而爱慕这样的吟的通信队员财前敏夫,虽然只是一个配角,却也非常有存在感。为他配音的声优松冈祯丞,在石冢监督执导的《樱花庄的宠物女孩》和《No Game No Life》中都出演主角,可以说是老交情了。

石冢监督说,虽然她老早就在想一定要让松冈参加这部作品,但敏夫这个角色可不是一开始就设想着松冈做出来的。只是,等注意到的时候,敏夫已经变成了一个人人欺负人人爱,开关一旦打开了就讲个不停的角色,完全就是松冈的写照。她最初本是想让松冈配个企鹅之类的,但是多亏敏夫的存在,松冈的角色变成了人。太好了呢,松冈君。

吟和主人公之一小渊泽报濑的母亲小渊泽贵子的关系,是作品的一条暗线。石冢监督希望,这两个角色,可以提示主人公小决和报濑未来的关系。对两人来说,彼此都不可或缺。贵子自由奔放、开朗向上,而吟则谨慎认真。贵子是给吟向前迈进的勇气的人,就像是为报濑取回开朗笑容的小决一样的存在。

动画中也曾经出现吟和贵子高中时代的回想场景。不过,石冢监督对两人的青春时代并没有特别具体的设想。她想象,当贵子说出“想去南极”时,只是一个认真的高中生的吟找到了自己的目标。然后,为了能够去南极,两人开始学习,一起成长,成为了科考队员。她们是分享同一个梦想的伙伴。

到了失去贵子之后,吟和她的女儿报濑应该就很少有来往了。作品中也有一闪而过的描写:吟来到放着贵子的照片的佛坛前,而小报濑看着她的背影。这或许就是两人为数不多的接触之一。正因为吟为人认真,所以才会对贵子的失踪怀有过强的负罪感,不会频繁去有小报濑在的小渊泽家。不论小报濑见到她是会哭还是面无表情,她都会感到自责。即使两人再会,她也不会看着报濑的脸说话。而报濑也因此看不到吟的脸。两人之间就是有着这么远的距离。

而对报濑来说,一开始,她可能会恨吟。吟是应该带她的母亲回家的人,却没有把她带回来。不仅如此,当母亲去南极的时候,吟也一起去了。所以她甚至可能会认为是吟带走了她的母亲。就算母亲说自己想去,但对报濑来说,肯定不希望母亲离开她,而是想要让母亲在家里陪着她。虽然贵子的梦想是将来和报濑一起去南极,却没有来得及让报濑理解这个梦想,就去世了。想到就是吟带走了她的母亲、甚至可能害死了她的母亲,报濑最初恐怕是恨吟的。

经过了 3 年的时光,报濑终于理解了“她应该已经尽了自己的努力”。可是理性虽然知道这一点,感性上却还是接受不了,对吟的感情应该也会十分复杂。报濑想要理解吟,吟却仍然不知道该怎样面对她。石冢监督很容易想象两人的距离感:她们无法直视彼此,对彼此无法说出真正想说的话,只是交换着泛泛无奇的对话。虽然这并不是一种简单、符号化的关系,但她在创作中表达两人的距离感时,并没有感到迷惘。

不仅仅是吟和报濑,《比宇宙更远的地方》中的登场人物也都这样深思熟虑。他们不是单纯地发怒、悲伤,而是会在内心深处考虑他人的心情。

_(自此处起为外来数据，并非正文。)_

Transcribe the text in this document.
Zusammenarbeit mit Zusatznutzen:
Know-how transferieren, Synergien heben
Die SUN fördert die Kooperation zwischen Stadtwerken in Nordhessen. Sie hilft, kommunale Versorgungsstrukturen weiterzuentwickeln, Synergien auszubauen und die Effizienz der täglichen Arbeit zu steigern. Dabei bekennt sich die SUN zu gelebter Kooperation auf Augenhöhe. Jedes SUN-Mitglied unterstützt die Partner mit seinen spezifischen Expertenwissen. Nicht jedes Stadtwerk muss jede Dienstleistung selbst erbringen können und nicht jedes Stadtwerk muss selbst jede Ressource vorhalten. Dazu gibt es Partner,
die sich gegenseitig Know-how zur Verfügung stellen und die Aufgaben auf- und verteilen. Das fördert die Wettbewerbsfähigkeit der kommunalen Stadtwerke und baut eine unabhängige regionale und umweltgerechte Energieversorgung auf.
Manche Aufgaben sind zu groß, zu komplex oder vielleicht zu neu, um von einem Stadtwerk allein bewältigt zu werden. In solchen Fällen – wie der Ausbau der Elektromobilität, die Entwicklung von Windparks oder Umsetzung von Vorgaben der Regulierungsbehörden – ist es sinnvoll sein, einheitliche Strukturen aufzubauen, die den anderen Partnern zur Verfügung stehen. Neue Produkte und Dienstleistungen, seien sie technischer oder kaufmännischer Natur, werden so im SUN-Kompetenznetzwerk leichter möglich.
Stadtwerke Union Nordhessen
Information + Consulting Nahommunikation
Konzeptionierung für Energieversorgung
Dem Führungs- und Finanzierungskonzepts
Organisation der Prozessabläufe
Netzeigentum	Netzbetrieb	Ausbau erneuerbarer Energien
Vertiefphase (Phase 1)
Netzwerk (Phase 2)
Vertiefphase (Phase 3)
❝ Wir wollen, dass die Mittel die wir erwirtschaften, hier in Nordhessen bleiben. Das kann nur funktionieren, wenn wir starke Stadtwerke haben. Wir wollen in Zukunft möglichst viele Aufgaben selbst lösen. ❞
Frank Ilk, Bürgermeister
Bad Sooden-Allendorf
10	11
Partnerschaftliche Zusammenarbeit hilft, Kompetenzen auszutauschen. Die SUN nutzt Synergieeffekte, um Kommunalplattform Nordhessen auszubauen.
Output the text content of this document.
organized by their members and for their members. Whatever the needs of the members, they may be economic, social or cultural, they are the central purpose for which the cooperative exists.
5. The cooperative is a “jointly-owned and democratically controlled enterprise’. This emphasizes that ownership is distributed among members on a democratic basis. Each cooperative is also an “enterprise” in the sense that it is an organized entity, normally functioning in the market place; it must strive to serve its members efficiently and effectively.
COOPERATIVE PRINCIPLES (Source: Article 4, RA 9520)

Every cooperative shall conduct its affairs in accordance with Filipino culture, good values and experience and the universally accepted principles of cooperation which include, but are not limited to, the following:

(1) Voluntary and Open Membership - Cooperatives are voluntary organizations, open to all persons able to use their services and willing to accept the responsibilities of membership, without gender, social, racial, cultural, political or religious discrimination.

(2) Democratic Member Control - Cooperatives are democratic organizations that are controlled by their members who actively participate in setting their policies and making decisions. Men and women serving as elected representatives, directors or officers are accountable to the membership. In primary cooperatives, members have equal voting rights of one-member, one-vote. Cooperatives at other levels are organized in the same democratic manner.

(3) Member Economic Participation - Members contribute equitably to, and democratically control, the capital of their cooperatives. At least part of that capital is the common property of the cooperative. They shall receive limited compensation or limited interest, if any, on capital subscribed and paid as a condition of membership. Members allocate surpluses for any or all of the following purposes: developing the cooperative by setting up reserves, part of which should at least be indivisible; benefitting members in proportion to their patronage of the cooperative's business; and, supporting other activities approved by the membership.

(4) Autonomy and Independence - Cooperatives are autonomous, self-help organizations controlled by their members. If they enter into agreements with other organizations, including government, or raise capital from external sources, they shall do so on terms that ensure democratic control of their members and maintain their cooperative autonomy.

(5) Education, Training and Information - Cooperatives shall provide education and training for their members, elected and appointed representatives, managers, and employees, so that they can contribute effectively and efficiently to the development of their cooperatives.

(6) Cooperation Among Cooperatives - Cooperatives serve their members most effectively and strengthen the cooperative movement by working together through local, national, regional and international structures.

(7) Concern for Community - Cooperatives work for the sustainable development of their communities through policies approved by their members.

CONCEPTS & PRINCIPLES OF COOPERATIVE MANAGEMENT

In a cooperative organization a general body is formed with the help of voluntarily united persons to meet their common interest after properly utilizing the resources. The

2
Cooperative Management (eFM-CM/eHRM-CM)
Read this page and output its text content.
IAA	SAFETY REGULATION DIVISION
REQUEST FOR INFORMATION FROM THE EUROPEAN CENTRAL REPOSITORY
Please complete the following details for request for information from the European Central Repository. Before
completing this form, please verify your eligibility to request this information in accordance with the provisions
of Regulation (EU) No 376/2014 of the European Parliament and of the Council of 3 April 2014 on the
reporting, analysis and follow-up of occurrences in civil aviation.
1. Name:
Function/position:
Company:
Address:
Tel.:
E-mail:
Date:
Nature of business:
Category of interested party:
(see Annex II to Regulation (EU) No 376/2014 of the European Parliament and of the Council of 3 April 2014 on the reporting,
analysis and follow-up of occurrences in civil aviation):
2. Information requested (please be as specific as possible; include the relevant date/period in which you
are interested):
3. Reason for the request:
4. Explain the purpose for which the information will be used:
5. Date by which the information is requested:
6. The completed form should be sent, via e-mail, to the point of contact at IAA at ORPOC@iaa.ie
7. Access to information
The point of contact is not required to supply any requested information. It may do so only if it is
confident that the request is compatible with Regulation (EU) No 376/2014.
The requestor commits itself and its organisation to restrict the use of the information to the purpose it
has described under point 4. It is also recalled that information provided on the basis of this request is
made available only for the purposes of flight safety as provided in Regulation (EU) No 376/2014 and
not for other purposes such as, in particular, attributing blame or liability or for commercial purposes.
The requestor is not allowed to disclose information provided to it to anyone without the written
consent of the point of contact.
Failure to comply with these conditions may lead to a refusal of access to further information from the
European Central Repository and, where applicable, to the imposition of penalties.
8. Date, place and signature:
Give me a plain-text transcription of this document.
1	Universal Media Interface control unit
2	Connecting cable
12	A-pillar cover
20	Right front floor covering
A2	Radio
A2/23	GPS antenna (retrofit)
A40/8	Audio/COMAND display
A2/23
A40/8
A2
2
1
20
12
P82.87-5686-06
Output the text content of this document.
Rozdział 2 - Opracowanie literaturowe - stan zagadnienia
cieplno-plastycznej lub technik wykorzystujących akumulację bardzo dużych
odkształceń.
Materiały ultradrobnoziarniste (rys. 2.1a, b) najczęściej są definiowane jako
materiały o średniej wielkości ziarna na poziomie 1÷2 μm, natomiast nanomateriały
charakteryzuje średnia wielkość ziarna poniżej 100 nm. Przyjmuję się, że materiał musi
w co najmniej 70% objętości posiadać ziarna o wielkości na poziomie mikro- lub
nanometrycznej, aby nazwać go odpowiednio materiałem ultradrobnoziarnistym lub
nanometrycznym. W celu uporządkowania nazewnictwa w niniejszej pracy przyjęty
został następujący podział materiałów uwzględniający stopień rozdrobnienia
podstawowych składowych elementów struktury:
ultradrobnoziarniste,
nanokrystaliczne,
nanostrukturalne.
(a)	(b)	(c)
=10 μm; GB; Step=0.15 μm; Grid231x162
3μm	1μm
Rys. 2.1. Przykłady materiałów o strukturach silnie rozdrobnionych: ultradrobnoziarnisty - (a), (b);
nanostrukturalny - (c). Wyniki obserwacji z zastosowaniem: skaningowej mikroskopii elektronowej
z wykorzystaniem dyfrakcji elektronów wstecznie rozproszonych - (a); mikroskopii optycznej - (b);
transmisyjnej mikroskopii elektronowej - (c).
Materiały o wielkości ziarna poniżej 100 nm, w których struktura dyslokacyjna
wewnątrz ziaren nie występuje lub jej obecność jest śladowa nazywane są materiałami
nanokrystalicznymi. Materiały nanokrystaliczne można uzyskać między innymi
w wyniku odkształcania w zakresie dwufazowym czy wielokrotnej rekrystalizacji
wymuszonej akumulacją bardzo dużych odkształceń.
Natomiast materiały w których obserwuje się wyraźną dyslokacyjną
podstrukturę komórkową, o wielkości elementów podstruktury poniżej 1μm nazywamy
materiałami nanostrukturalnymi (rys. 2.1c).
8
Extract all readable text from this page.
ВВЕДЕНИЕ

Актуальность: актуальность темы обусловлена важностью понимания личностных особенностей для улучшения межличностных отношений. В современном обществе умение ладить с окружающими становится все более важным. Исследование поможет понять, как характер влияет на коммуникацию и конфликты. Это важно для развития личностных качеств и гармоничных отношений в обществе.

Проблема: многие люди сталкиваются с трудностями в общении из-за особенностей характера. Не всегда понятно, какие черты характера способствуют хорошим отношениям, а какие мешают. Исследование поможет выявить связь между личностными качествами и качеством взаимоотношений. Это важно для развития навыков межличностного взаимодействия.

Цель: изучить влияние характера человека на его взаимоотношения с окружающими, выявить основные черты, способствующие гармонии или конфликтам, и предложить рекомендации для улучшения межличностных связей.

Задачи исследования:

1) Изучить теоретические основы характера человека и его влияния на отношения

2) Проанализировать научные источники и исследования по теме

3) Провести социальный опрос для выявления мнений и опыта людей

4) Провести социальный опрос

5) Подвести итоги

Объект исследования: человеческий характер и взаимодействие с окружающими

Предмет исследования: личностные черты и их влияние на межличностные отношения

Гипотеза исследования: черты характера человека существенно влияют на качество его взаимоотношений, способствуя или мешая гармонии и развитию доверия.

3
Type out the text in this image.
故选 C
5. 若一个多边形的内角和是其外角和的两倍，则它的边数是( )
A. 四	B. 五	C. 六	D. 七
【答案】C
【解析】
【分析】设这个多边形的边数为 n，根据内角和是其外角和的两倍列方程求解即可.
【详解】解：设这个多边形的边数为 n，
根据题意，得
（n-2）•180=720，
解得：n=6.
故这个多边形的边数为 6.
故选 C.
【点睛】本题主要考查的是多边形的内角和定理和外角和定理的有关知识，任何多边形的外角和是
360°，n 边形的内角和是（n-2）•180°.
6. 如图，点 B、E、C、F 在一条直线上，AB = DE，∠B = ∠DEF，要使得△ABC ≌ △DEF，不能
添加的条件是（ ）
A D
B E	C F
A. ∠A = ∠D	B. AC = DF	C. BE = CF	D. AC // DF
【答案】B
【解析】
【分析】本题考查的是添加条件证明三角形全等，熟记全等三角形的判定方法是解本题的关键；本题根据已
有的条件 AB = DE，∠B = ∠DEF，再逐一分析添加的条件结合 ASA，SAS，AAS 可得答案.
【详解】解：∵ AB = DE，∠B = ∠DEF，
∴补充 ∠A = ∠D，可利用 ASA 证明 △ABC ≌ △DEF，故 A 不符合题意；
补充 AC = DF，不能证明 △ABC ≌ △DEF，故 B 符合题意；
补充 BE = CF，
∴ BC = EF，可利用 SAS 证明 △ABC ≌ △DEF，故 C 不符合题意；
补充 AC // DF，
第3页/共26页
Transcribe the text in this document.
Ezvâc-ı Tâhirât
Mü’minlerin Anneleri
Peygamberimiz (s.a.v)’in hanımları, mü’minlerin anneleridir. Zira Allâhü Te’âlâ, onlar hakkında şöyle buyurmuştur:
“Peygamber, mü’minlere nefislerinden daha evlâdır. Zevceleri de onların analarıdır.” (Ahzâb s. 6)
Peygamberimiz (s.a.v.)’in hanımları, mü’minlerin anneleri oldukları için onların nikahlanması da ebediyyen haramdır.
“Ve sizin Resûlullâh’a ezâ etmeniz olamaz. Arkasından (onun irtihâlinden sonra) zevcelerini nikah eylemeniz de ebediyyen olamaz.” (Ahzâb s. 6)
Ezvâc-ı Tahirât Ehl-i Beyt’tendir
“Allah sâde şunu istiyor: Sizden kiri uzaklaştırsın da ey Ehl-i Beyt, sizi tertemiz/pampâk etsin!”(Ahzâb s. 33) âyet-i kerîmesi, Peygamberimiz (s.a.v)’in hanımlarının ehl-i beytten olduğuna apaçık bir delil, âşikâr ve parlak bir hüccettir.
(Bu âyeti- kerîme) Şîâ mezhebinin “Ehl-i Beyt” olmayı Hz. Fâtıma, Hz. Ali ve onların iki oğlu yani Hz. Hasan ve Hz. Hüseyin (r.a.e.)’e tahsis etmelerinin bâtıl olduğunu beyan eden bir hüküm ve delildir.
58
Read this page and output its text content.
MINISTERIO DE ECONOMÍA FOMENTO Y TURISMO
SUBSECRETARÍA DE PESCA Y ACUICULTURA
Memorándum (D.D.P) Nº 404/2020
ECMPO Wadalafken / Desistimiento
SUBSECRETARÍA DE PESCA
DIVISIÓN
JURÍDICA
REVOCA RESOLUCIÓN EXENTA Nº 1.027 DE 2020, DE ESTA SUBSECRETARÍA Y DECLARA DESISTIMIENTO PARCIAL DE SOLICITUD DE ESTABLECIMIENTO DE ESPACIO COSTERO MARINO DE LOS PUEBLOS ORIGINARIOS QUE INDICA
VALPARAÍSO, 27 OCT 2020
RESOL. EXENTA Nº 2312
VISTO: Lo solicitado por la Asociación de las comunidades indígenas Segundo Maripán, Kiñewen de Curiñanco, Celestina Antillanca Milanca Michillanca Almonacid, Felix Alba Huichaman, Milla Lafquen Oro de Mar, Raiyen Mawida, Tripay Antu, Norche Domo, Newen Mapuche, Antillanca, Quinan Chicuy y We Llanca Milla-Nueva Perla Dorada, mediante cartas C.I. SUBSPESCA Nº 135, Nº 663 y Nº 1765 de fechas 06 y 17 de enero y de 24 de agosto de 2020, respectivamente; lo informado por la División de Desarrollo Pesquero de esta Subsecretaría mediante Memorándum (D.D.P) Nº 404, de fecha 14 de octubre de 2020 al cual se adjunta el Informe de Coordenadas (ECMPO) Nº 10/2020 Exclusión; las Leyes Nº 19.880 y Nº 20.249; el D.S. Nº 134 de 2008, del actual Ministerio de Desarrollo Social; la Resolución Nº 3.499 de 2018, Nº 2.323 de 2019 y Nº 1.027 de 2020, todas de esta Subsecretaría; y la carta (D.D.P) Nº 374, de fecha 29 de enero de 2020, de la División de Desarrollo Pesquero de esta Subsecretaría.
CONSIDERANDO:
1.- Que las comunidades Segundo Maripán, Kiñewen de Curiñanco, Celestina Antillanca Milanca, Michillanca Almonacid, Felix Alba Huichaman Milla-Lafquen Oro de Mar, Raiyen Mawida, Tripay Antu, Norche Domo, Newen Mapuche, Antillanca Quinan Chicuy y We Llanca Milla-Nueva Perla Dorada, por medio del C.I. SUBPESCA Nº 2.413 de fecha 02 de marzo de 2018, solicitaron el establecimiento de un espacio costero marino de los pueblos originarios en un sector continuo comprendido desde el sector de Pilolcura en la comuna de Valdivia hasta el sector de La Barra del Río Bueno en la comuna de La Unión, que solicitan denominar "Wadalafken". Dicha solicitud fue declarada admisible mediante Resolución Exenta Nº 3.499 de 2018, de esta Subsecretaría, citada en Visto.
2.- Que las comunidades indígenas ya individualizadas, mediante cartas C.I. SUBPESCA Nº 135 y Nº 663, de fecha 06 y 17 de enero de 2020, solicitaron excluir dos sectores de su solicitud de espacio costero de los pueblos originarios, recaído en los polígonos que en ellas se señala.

石冢监督说,她上高中的时候,虽然也会为自己而努力,但是回顾过去,那也是她最注重怎样和别人相处、最纤细多感的年龄。她大约在上初中的时候开始非常注重自己的身份认同,而到了高中时,身边的社会就不一样了。学生们从学区的概念迈出一步,身边接触到的人,是从不同地方经过中考来到这所学校的;而且,上了高中,他们也要开始思考自己的将来。随着视野的开阔,在意别人的眼光的机会也增加了。石冢监督认为,虽然人们长大成人之后就不记得了,但我们在十多岁的时候,会不会其实是最照顾周围人想法的时期?作品中人物们之所以那么在乎他人,或许也是受到了监督这一想法的影响。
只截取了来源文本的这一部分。